Lawmakers concerned over gaps in future NASA budgets

The proposed fiscal 2010 budget would give agency a 5 percent boost over current funding, but projects no real increase through 2014.

House Science Committee members from both parties expressed alarm on Tuesday that NASA's proposed funding will not allow it to carry out its assigned mission, with the greatest concern over the space agency's ability to develop a new generation of manned space vehicles.

Committee members representing NASA's major facilities seized on the expected loss of thousands of skilled workers during the five-year gap between the planned retirement of the space shuttles in 2010 and the operational capability of the new Constellation space exploration system.

And Republican members complained that NASA would have to pay Russia $1.2 billion to service the International Space Station during that hiatus in U.S. manned space capability.

But acting NASA Administrator Christopher Scolese warned that any effort to keep the shuttles flying beyond 2010 would take funding and personnel away from the new system, further delaying deployment of the Ares launch vehicle and the Orion crew capsule.

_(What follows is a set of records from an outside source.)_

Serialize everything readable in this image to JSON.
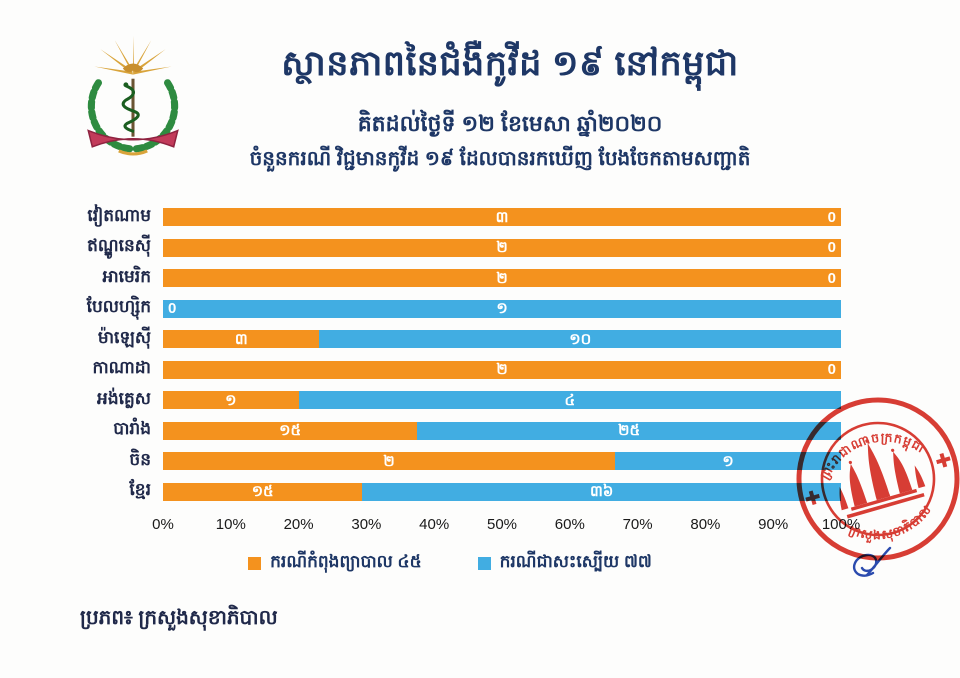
{
  "page": {
    "background": "#FDFDFC"
  },
  "header": {
    "title": "ស្ថានភាពនៃជំងឺកូវីដ ១៩ នៅកម្ពុជា",
    "date_line": "គិតដល់ថ្ងៃទី ១២ ខែមេសា ឆ្នាំ២០២០",
    "description": "ចំនួនករណី វិជ្ជមានកូវីដ ១៩ ដែលបានរកឃើញ បែងចែកតាមសញ្ជាតិ"
  },
  "logo": {
    "name": "ministry-of-health-cambodia-emblem"
  },
  "chart_data": {
    "type": "bar",
    "orientation": "horizontal",
    "stacked": true,
    "percent_of_row_total": true,
    "title": "ចំនួនករណី វិជ្ជមានកូវីដ ១៩ ដែលបានរកឃើញ បែងចែកតាមសញ្ជាតិ",
    "categories": [
      "វៀតណាម",
      "ឥណ្ឌូនេស៊ី",
      "អាមេរិក",
      "បែលហ្ស៊ិក",
      "ម៉ាឡេស៊ី",
      "កាណាដា",
      "អង់គ្លេស",
      "បារាំង",
      "ចិន",
      "ខ្មែរ"
    ],
    "series": [
      {
        "name": "ករណីកំពុងព្យាបាល ៤៥",
        "total": 45,
        "color": "#F4921E",
        "values": [
          3,
          2,
          2,
          0,
          3,
          2,
          1,
          15,
          2,
          15
        ],
        "labels": [
          "៣",
          "២",
          "២",
          "0",
          "៣",
          "២",
          "១",
          "១៥",
          "២",
          "១៥"
        ]
      },
      {
        "name": "ករណីជាសះស្បើយ ៧៧",
        "total": 77,
        "color": "#41ADE2",
        "values": [
          0,
          0,
          0,
          1,
          10,
          0,
          4,
          25,
          1,
          36
        ],
        "labels": [
          "0",
          "0",
          "0",
          "១",
          "១០",
          "0",
          "៤",
          "២៥",
          "១",
          "៣៦"
        ]
      }
    ],
    "x_ticks": [
      "0%",
      "10%",
      "20%",
      "30%",
      "40%",
      "50%",
      "60%",
      "70%",
      "80%",
      "90%",
      "100%"
    ],
    "xlim": [
      0,
      100
    ],
    "grid": false,
    "legend_position": "bottom"
  },
  "footer": {
    "source": "ប្រភព៖ ក្រសួងសុខាភិបាល"
  },
  "stamp": {
    "top_text": "ព្រះរាជាណាចក្រកម្ពុជា",
    "bottom_text": "ក្រសួងសុខាភិបាល",
    "color": "#D5281E"
  },
  "signature": {
    "color": "#2B4BAE"
  },
  "colors": {
    "treating": "#F4921E",
    "recovered": "#41ADE2",
    "heading": "#1E3766",
    "axis_text": "#1A1A1A"
  }
}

But Scolese said NASA had committed to flying the eight scheduled shuttle missions, even if that requires operating the aged space ships longer. Although agency officials believe they can complete the schedule by December 2010, he said, "the requirement now is we will fly out the eight missions, with no specific date" of completion.

NASA's previous administrator, Michael Griffin, had warned that continuing to fly the shuttles was a safety risk he was not willing to take.

Two shuttles have disintegrated in flight, killing 14 astronauts.

The proposed fiscal 2010 budget would give NASA $18.7 billion, a 5 percent increase over current funding. It also got $1 billion from the stimulus bill, most of which would go to the Constellation program.

But the budget projects no real increase in NASA funding through fiscal 2014.

Scolese said he believed that funding would allow NASA to build the initial Constellation system, which could reach low-earth orbit and service the ISS, but not the follow-on system able to meet the goal of returning to the moon by 2020.

"It's become clear in recent years that the resources given to NASA haven't kept pace with the tasks that the nation has asked it to carry out," House Science Chairman Bart Gordon, D-Tenn., said.

The nation is going to have to give NASA the funding it needs to carry out its current and planned missions and revitalize its facilities and work force, "or the nation is going to have to agree on what it wants NASA to cut," Gordon said.

Science ranking member Ralph Hall, R-Texas, said that, while he did not like adding to the federal budget deficit, "NASA is the one area of the federal budget where I think some increases are justified." He proposed taking money from foreign aid or U.S. support for countering the spread of AIDS in Africa.

The Obama administration has created a commission to study the future of manned space exploration, led by former aerospace executive Norm Augustine. It is expected to report its findings by late summer.